En su espacio DETECTIVES EN EL SÚPER Soledad realiza un análisis minucioso de los componentes de los productos que ingerimos cotidianamente, e invita a pensar de manera crítica la composición de los alimentos.

En oportunidad anterior compartimos desde este medio una nota acerca de la dudosa salubridad de las sopas deshidratadas (https://ltnoticias.com.ar/2019/07/11/publicidad-enganosa-comemos-lo-que-creemos/)

Hoy, desde un nuevo post de detectives en el mercado, la Lic en Nutrición analizó un producto que es de consumo corriente en nuestras casas, dado que en el mercado se encuentra como la «alternativa saludable» al azúcar blanco.

El post cita:

DETECTIVES EN EL SUPERMERCADO: HOY STEVIA

Sacarina, aspartamo, acesulfame K, ciclamato, sucralosa… Puro dulce químico sin las calorías del azúcar, los edulcorantes se mantenían en el podio de las dietas hasta ayer nomás, cuando la evidencia empezó a demostrar que intervienen en el aumento de peso, contribuyen al aumento de la grasa abdominal, alteran la microbiota intestinal (esas bacterias de las que dependemos para estar bien física y psíquicamente), elevan la glucemia y se relacionan con daños cardiovasculares y pueden ser neurotóxicos. Aunque no se recomiendan para lactantes ni niños pequeños, atraviesan la placenta y endulzan la leche materna.

¿Y la stevia? Bueno, de eso les quería hablar. Los indígenas de Centro y Sudamérica la utilizan desde hace cientos de años. Pero la stevia que usan ellos –las hojas de una planta- no es la stevia que usan las marcas.

Cuando PepsiCo, Cargill y CocaCola descubrieron la stevia hicieron lo de siempre: aislaron el compuesto que la vuelve dulce —glucósido de esteviol—, lo mezclaron con un fermento alcohólico —el eritriol— y patentaron su stevia: PureVia y Truvia. Pero –ya lo saben- una parte de un alimento no es un alimento completo ni se comporta igual. La stevia nunca fue un insecticida pero la Truvia –que se agrega a muchos ultraprocesados que ahora dicen “con stevia”- tiene esa capacidad: mata moscas.

Lo otro que se ofrece como stevia es una mescolanza atroz. Cada marca de edulcorante –Chuker, Hileret, Sucaryl- agarra un poco de glucósido de esteviol y lo agrega a su composición original, pinta el pack de verde, escribe “natural” al frente del envase y saca un producto “stevia”: con sacarina, aspartamo, asesulfame K, ciclamato, sucralosa y hasta con azúcar.

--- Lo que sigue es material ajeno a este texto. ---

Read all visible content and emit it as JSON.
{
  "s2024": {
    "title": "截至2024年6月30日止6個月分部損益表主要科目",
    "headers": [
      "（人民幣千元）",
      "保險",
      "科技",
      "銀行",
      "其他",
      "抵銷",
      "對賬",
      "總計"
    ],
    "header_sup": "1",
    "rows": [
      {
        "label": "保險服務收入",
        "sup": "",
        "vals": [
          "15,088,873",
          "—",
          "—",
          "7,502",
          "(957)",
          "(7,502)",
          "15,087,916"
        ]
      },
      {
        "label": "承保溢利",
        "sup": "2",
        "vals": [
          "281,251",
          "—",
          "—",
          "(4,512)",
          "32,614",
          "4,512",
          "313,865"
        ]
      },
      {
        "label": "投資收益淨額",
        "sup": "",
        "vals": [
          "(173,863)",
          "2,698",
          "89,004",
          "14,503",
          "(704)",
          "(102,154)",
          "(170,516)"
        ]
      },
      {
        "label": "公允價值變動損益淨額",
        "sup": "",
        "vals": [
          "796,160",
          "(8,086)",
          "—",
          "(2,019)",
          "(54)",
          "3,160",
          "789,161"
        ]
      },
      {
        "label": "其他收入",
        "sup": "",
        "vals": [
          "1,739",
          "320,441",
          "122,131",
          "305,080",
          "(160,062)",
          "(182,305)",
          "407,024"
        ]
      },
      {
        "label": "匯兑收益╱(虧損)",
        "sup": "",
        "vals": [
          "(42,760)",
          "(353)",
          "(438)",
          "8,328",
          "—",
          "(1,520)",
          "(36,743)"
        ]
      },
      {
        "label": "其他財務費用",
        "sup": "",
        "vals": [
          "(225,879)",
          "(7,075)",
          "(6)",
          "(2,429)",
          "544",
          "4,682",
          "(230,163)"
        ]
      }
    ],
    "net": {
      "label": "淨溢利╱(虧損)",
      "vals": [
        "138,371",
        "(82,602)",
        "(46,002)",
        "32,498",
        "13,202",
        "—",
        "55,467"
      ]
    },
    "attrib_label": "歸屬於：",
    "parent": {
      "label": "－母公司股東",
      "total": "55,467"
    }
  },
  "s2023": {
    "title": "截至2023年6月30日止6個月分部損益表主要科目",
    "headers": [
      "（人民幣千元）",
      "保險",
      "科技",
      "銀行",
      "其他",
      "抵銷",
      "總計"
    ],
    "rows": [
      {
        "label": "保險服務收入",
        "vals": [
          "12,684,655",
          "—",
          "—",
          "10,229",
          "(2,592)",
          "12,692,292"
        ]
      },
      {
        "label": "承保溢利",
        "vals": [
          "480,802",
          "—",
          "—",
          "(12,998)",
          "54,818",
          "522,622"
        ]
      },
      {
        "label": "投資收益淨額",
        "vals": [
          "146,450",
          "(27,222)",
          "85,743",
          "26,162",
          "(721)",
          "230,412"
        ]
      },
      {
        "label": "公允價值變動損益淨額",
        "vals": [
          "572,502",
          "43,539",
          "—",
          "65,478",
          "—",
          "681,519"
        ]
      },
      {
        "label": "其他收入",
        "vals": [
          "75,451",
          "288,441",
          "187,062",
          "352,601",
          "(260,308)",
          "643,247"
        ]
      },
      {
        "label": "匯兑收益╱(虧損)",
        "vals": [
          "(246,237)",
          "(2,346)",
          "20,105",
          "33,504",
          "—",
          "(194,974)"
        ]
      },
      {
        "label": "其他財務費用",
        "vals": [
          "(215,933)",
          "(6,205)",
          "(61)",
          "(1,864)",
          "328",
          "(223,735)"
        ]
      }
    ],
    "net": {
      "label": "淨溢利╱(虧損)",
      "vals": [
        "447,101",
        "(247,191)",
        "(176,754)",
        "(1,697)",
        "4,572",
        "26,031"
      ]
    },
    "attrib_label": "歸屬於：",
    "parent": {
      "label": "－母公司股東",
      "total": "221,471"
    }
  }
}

La única que ofrece solo glucosido de esteviol es Jual peeeero en su envase pequeño (al que suma conservantes), el grande agrega sucralosa.

Si quieren stevia lo mejor es tener una planta o comprar las hojas en la dietética: se puede preparar el endulzante como un té. Y usar con moderación: los que saben dicen que lo que hay que hacer es dejar de sustituir un dulce por otro y bajar la expectativa de dulzor. Se puede y todo es más sabroso.